袁老挑了挑眉,看了容儀一眼,伸手將那包裹拆開,看了眼裡面的糖塊,拿出一小塊食用,忍不住笑了,說道:“她家的手藝最是好,這麼多年了,還是這個味道,怎麼吃都不會膩,也是有心了。”
見他沒有在意自己借用他親戚名號這一事,容儀鬆了口氣,可殊不知,他下一句便是:“幸好這麼多年來,他們對我的私事瞭解的並不多,否則,你的謊言會不攻自破的。”
容儀不解:“啊?”
袁老一笑,說:“我的親戚早八十年都失去聯絡了,知道我在此處的寥寥無幾,你的公公安寧王是一個,還有一些五湖四海的朋友,比我都會躲清閒,更不會到此處來尋我。”
聽他這麼說,容儀有些尷尬了,可隨即,他又道:“不過,你說的倒也沒錯,你是長家的女兒嘛,自然算是我的小輩。”
容儀沒察覺到什麼不對來,只是鬆了口氣,笑說:“您不嫌棄就好。”
袁老笑默不語,轉彎看著她身旁的朱苓毓,見她眉眼深邃似含情,問:“這位姑娘,不是大孟人士吧。”
朱苓毓微怔,而後頷首,自說:“我是奉城來的,名朱苓毓。”
袁老了然,看著她微微一笑,只說:“從奉城到大孟來,這一路上也是吃了不少罪吧。”說罷,似乎也沒打算她能回句什麼,又說了句:“看你面相,是個有福氣的人,落入了安寧王府,從今往後事事順隨,萬事如意。”
朱苓毓扯出了一抹笑,若非是場合不對,她還真想自嘲地問一句,自己這樣,也算是有福之人?呵…那這樣的福氣,未免也太可笑了。
不過袁老也沒有打算深入一說,似乎只是場面話,說過便罷。
容儀看著他,笑道:“早就聽聞袁老極會看人,有通天的本事,既然袁老說她有福氣,那便說明,她是真有福氣,這是好事。”
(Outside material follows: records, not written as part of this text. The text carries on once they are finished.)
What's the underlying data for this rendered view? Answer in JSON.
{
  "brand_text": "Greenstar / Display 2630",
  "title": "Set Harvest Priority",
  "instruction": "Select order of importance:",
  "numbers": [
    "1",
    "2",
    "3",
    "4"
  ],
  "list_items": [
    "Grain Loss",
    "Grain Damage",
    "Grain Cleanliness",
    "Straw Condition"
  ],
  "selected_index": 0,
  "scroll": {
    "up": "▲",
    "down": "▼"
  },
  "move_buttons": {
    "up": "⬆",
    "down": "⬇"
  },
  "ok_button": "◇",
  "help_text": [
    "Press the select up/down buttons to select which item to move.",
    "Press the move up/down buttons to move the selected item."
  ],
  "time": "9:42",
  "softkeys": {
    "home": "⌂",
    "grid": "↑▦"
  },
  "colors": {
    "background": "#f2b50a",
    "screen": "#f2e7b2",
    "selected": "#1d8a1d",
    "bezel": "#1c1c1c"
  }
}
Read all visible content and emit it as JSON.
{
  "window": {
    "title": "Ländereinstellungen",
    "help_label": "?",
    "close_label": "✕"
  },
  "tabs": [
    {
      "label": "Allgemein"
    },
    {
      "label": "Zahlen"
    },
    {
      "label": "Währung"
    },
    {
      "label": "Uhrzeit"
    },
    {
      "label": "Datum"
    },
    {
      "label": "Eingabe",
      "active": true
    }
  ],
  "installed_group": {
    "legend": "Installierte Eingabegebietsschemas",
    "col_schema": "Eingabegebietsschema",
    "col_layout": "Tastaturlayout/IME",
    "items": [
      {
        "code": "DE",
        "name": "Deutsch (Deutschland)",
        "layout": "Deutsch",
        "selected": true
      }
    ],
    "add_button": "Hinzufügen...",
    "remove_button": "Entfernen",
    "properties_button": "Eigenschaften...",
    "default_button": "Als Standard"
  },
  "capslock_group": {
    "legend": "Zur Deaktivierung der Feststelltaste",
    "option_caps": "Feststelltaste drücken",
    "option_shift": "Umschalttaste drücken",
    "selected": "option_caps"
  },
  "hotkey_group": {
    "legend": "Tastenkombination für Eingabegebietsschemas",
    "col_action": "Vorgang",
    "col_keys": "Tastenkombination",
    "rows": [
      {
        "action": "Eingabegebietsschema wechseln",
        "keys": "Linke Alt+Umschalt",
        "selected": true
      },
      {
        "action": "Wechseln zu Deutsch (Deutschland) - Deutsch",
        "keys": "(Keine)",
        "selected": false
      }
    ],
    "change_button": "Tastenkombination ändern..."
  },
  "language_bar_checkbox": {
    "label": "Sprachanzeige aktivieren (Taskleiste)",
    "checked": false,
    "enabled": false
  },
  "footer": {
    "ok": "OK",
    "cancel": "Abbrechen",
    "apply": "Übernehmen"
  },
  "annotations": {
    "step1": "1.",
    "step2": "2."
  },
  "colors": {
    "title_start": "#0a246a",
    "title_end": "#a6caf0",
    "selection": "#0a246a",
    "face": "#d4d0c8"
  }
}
袁老抿唇輕笑,眼眸深沉的看著容儀,亦看到了她滿身福澤,雖早年不幸,但她的命格富貴,打生下來就註定不會是普通人。
眼前這兩個姑娘,倒有幾分相似,所以才會有這一段緣分吧……
袁老心裡暗歎一聲,手裡把玩著一串珠子,說:“你們今日找我來,不會只是為了來看看我這個老人家吧?”
見他主動提起,容儀便直入話題,道:“卻然是有話想問問您老,此番容儀到沙縣來,是有要務在身的,估摸著要在這邊討擾您一段時日。”
本來也知道她們會來,袁老看著容儀的面容,並沒有想刁難她的想法,不僅是因為她是安寧王府的人。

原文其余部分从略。